The role of melatonin on doxorubicin-induced cardiotoxicity: A systematic review.
Study Goal
The researchers aimed to evaluate the potential role of melatonin in preventing doxorubicin-induced cardiotoxicity.
Results Summary
Melatonin co-administration reversed doxorubicin-induced cardiotoxicity, reducing mortality, biochemical and histopathological changes, and improving heart function through antioxidant, anti-apoptotic, anti-inflammatory, and mitochondrial protective mechanisms.
Population
Not specified (animal or human studies inferred from abstract).
Effective Dosage
Not specified
Duration
Not specified
Interactions
None mentioned
| Intervention | Direction | Endpoint | Population | Dosage | Impact | Claim # |
|---|---|---|---|---|---|---|
doxorubicin | increase | mortality | - | - | increased | #1 |
doxorubicin | decrease | body weight | - | - | decreased | #2 |
doxorubicin | decrease | heart weight | - | - | decreased | #3 |
doxorubicin | increase | ascites | - | - | increased | #4 |
melatonin co-administration | decrease | mortality, body weight, heart weight, ascites | - | - | revealed an opposite pattern | #5 |
doxorubicin | increase | biochemical and histopathological changes | - | - | can lead to | #6 |
melatonin co-administration | decrease | biochemical and histopathological changes | - | - | reversed near to normal levels | #7 |
melatonin | neutral | anti-oxidant, anti-apoptosis, anti-inflammatory, and mitochondrial function | - | - | exerts these protection effects through | #8 |
melatonin co-administration | decrease | doxorubicin-induced cardiotoxicity | - | - | ameliorates | #9 |
PURPOSE: Doxorubicin, as an effective chemotherapeutic drug, is commonly used for combating various solid and hematological tumors.

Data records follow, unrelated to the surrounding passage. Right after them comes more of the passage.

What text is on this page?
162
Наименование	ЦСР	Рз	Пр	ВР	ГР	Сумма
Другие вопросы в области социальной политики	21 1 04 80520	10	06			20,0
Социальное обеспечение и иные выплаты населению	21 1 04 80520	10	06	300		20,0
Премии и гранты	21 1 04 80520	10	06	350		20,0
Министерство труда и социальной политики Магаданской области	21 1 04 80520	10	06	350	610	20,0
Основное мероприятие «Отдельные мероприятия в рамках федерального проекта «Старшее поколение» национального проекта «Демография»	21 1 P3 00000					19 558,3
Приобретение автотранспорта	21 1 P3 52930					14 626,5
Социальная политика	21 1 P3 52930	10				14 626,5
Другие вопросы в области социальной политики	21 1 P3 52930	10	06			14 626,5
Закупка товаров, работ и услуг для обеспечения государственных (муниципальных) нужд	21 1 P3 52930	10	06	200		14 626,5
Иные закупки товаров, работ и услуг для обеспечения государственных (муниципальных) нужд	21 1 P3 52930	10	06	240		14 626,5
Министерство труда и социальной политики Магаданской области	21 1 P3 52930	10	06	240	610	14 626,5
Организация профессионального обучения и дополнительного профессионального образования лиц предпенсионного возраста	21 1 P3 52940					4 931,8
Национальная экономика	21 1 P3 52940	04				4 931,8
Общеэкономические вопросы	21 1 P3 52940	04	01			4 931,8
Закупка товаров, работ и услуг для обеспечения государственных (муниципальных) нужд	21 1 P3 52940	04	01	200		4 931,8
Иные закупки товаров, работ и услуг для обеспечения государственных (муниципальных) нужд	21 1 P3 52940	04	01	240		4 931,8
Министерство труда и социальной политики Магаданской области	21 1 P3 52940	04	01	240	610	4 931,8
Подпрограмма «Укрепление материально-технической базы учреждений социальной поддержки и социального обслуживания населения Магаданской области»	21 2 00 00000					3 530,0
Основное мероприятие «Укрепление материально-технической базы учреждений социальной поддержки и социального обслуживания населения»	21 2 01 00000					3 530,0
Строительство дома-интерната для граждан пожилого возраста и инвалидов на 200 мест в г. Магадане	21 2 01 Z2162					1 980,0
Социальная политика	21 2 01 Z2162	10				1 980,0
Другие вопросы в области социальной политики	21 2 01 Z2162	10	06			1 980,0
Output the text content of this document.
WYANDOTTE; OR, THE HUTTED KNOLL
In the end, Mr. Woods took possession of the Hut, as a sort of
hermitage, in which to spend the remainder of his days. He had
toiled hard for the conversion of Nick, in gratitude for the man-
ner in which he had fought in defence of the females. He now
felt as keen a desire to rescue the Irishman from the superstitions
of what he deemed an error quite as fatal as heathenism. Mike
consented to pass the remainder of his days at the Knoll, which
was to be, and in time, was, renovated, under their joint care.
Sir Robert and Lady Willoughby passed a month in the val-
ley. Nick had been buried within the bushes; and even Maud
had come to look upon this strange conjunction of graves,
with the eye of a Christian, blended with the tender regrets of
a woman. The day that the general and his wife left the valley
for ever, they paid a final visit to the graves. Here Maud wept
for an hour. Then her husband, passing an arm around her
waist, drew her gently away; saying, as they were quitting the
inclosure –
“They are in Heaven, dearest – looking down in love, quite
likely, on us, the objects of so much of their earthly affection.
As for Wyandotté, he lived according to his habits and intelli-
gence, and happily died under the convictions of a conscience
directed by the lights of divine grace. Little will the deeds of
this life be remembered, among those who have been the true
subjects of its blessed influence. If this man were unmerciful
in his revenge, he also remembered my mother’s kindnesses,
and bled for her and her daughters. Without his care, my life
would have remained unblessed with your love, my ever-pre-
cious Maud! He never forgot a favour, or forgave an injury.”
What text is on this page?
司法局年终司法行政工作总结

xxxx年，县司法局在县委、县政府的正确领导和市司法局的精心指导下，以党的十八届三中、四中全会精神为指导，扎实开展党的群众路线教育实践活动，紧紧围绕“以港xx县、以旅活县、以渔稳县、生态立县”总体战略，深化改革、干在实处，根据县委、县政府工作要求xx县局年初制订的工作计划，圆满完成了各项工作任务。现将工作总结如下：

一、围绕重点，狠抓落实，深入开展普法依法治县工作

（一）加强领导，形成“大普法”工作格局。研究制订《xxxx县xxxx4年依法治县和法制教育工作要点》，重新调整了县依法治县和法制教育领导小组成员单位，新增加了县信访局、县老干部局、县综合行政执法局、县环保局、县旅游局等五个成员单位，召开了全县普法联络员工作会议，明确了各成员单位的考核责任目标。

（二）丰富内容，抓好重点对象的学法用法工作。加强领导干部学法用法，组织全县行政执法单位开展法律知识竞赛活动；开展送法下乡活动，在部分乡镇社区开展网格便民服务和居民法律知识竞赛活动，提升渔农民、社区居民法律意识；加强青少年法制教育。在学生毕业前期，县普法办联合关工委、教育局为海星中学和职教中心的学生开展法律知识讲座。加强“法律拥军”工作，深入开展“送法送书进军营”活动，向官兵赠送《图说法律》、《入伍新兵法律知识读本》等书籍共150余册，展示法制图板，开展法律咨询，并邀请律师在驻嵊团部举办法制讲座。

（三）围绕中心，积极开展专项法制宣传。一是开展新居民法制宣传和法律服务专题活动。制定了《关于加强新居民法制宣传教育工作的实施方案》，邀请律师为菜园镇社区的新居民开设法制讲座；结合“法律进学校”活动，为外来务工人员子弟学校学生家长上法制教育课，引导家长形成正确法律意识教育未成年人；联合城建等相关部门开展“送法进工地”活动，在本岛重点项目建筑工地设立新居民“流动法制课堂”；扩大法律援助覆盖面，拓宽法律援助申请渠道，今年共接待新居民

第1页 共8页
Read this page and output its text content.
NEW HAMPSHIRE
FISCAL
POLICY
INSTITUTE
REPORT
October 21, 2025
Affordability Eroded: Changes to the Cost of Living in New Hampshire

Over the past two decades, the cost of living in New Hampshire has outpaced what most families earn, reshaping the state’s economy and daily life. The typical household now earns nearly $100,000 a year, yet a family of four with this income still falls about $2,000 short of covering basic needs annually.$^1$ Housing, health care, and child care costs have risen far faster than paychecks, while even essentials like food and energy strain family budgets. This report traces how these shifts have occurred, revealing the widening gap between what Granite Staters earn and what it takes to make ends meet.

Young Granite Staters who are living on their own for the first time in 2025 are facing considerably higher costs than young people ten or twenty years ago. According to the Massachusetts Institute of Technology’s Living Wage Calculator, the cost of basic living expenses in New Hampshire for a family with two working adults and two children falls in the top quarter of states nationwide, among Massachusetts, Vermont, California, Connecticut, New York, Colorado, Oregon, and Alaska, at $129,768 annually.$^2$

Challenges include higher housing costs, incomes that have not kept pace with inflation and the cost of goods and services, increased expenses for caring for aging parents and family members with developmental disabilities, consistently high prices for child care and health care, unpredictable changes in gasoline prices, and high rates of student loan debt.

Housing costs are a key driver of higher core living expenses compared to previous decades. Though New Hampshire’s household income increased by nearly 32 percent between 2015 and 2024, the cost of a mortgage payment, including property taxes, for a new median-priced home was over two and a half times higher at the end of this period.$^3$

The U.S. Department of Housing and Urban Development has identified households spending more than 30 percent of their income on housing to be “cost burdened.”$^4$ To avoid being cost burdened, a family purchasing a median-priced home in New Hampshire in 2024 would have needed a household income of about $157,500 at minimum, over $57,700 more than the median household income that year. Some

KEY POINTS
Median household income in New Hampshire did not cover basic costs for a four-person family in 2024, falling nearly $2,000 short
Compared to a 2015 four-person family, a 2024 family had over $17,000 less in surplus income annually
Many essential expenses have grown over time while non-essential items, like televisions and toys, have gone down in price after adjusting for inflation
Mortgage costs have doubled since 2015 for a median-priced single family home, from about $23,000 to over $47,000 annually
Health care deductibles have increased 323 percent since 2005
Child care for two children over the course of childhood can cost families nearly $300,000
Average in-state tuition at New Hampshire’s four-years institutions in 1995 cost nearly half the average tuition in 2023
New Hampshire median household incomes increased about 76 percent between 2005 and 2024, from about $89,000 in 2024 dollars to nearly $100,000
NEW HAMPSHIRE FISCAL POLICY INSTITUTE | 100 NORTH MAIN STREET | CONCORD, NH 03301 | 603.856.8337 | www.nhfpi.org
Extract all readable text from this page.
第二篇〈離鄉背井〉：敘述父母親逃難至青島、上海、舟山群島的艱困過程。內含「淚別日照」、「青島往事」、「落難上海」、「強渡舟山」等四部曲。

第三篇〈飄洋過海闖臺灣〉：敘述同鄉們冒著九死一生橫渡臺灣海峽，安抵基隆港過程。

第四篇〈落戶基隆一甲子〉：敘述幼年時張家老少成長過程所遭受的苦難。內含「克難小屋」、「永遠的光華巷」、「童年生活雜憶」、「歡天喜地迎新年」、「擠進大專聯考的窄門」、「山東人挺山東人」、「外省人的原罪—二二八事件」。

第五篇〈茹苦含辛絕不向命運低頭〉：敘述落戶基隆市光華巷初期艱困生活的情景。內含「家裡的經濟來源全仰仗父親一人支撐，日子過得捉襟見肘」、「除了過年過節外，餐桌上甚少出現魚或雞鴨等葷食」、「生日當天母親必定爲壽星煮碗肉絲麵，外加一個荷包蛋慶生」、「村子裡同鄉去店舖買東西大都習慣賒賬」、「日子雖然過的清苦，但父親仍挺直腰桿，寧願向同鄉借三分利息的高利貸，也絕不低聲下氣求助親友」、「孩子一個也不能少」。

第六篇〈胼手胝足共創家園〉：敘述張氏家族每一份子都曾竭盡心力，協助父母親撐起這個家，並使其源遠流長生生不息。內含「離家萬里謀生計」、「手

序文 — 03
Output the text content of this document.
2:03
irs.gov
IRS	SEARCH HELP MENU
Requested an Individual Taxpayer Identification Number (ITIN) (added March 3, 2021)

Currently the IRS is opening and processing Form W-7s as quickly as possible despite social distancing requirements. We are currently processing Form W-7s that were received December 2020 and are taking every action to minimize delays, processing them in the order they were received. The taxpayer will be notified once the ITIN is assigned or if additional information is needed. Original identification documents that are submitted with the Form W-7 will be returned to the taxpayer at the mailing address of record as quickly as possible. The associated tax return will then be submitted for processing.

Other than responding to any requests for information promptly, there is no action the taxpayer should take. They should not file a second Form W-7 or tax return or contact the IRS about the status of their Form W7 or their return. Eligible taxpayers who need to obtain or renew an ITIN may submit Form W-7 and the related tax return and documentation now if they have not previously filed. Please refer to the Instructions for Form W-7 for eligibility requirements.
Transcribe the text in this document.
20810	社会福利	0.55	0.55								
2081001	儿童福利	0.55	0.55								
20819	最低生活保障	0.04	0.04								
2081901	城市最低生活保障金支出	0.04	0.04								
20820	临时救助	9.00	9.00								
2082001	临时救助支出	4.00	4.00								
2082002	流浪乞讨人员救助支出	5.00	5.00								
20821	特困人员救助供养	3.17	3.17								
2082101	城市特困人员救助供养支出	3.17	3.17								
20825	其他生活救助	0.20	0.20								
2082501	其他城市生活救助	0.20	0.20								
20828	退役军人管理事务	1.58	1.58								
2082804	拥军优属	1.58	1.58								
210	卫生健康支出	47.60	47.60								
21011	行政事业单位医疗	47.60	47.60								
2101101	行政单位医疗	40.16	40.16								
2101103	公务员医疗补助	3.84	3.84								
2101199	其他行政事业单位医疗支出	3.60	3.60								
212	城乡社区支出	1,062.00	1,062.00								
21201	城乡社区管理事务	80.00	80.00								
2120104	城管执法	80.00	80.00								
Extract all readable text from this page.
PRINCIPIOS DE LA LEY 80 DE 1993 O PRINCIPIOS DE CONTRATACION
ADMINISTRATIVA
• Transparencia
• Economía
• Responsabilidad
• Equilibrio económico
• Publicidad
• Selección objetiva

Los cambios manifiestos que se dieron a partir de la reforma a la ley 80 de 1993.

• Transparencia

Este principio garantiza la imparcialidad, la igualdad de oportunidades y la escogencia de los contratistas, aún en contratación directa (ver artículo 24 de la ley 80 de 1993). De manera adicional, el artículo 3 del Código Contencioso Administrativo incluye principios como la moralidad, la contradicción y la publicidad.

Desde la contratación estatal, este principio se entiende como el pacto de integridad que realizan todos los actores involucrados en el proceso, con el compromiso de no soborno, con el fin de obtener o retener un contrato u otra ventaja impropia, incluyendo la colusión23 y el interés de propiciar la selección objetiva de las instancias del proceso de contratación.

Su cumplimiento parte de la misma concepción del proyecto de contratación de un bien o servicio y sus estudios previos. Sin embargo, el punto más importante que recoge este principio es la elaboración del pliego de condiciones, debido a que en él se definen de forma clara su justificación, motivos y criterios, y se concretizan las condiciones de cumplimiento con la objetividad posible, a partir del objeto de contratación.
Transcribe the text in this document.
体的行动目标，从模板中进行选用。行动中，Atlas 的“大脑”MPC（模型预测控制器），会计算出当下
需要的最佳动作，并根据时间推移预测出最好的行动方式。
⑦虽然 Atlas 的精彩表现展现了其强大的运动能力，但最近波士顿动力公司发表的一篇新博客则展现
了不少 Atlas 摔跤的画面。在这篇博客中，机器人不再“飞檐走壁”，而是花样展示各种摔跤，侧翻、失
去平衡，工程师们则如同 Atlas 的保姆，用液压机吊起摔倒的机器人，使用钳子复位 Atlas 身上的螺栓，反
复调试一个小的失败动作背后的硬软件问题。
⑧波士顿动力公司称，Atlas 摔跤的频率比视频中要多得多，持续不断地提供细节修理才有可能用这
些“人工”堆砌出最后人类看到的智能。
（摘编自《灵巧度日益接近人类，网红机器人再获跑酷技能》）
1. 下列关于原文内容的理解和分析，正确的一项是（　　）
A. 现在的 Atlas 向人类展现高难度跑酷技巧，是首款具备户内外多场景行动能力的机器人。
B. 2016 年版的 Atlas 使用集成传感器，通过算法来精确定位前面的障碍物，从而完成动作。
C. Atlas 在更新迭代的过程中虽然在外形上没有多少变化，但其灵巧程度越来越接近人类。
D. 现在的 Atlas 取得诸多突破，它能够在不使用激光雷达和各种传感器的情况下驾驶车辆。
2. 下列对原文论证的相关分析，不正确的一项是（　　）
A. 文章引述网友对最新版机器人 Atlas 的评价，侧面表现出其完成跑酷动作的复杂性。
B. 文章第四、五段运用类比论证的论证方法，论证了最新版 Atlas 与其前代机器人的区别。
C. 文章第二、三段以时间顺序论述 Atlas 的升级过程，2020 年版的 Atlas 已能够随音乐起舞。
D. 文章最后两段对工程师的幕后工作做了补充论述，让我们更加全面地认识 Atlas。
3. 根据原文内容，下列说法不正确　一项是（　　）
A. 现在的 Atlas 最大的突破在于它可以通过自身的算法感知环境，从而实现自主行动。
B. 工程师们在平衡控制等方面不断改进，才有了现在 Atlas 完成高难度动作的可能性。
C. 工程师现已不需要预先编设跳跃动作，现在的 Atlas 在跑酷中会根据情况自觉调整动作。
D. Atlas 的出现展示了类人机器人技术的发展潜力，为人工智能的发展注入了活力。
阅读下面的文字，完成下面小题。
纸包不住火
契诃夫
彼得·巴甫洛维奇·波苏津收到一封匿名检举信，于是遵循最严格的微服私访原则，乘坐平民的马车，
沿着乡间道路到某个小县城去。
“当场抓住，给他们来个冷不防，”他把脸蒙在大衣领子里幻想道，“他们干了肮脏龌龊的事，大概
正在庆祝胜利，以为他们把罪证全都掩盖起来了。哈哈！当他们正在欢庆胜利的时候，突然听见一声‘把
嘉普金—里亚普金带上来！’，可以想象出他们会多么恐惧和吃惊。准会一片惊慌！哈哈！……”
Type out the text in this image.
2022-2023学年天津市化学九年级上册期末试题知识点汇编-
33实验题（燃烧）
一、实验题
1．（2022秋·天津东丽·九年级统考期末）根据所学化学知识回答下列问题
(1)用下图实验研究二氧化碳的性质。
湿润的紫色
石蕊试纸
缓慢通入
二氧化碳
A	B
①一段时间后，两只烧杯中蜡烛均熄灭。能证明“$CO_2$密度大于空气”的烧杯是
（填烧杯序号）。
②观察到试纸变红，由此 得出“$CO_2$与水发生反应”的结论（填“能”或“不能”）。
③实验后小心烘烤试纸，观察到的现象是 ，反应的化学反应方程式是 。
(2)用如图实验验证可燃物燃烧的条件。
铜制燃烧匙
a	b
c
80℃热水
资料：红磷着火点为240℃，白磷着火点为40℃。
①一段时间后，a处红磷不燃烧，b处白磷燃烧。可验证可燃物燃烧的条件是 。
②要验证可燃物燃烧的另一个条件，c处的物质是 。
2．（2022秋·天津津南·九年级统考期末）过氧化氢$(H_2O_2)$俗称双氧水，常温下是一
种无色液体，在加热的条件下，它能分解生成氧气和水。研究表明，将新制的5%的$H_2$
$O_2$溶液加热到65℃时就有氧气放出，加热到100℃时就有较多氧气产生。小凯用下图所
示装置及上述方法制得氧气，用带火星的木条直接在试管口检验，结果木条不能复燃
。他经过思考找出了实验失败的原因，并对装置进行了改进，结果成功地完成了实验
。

However, doxorubicin-induced cardiotoxicity is considered as a serious adverse effect, and it limits the clinical use of this chemotherapeutic drug. The use of melatonin can lead to a decrease in the cardiotoxic effect induced by doxorubicin. The aim of this review was to evaluate the potential role of melatonin in the prevention of doxorubicin-induced cardiotoxicity. METHODS: This review was conducted by a full systematic search strategy based on PRISMA guidelines for the identification of relevant literature in the electronic databases of PubMed, Web of Science, Embase, and Scopus up to January 2019 using search terms in the titles and abstracts. 286 articles were screened in accordance with our inclusion and exclusion criteria. Finally, 28 articles were selected in this systematic review. RESULTS: The findings demonstrated that doxorubicin-treated groups had increased mortality, decreased body weight and heart weight, and increased ascites compared to the control groups; the co-administration of melatonin revealed an opposite pattern compared to the doxorubicin-treated groups. Also, this chemotherapeutic agent can lead to biochemical and histopathological changes; as for most of the cases, these alterations were reversed near to normal levels (control groups) by melatonin co-administration. Melatonin exerts these protection effects through mechanisms of anti-oxidant, anti-apoptosis, anti-inflammatory, and mitochondrial function. CONCLUSION: The results of this systematic review indicated that co-administration of melatonin ameliorates the doxorubicin-induced cardiotoxicity.